Reactive pseudorotaxanes: Inclusion complexation of reduced viologens by the hosts beta-cyclodextrin and heptakis(2,6-di-O-methyl)-beta-cyclodextrin

The complexation of three guests containing 4,4'-bipyridinium redox-active residues by beta-cyclodextrin (beta-CD) and its heptakis-(2,6-O-dimethyl) analogue (DM-P-CD) was investigated by means of voltammetric techniques. The three 4.4'-bipyridinium (viologen) derivatives used as guests were designed to be water-soluble in all three accessible oxidation states. The N-substituents chosen to enhance aqueous solubility were: 2-(2-(2-ethoxy)ethoxy)ethanol (guest 1(2)+) 6-hexanoate (guest 2), and 3-proganesulfonate (guest 3).
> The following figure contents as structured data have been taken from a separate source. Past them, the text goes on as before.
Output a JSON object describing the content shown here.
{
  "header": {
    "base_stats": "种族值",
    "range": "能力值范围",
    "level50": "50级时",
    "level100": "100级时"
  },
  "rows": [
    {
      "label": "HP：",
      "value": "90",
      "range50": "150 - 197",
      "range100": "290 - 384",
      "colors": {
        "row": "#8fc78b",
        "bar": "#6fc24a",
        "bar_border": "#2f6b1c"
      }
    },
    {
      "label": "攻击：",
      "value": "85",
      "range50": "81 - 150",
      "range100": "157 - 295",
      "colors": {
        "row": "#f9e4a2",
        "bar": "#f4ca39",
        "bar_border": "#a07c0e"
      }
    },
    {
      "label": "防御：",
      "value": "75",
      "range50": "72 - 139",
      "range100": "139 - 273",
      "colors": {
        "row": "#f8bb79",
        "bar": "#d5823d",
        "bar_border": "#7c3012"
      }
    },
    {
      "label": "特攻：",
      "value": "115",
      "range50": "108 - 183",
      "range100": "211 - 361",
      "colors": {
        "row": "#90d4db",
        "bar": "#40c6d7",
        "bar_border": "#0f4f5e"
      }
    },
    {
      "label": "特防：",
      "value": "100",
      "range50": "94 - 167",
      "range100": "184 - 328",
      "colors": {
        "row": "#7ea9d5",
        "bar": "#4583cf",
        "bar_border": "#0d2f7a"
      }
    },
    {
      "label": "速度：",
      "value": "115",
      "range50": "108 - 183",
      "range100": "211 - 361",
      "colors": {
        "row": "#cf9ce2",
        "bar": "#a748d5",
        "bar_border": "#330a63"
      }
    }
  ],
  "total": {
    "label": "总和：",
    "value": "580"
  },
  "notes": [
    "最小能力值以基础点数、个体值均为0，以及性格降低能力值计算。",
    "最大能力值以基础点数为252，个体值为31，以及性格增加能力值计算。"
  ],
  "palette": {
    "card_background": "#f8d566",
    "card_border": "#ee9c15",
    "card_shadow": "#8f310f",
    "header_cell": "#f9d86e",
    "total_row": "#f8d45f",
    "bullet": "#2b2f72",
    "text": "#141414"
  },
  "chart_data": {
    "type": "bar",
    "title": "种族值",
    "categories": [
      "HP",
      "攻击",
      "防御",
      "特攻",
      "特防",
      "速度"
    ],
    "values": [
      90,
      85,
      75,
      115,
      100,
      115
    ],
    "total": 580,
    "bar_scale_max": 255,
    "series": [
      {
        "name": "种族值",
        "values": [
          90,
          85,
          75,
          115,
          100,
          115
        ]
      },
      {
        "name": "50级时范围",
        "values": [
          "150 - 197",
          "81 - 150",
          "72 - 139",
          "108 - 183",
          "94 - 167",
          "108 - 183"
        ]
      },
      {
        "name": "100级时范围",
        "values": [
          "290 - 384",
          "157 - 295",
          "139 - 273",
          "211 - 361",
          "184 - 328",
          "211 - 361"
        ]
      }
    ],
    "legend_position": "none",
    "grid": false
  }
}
Detailed analysis of the voltammetric results by digital simulation techniques revealed that the oxidized forms of the guests did not interact appreciably with either CD host: the two-electron reduced guests formed extremely stable inclusion complexes, with association constants in the range 10(3)-10(4) M-1, while the cation radical forms exhibited intermediate binding affinities (approximate to 10(2) M-1). In all cases. DM-beta-CD was found to form more stable complexes than unmodified beta-CD.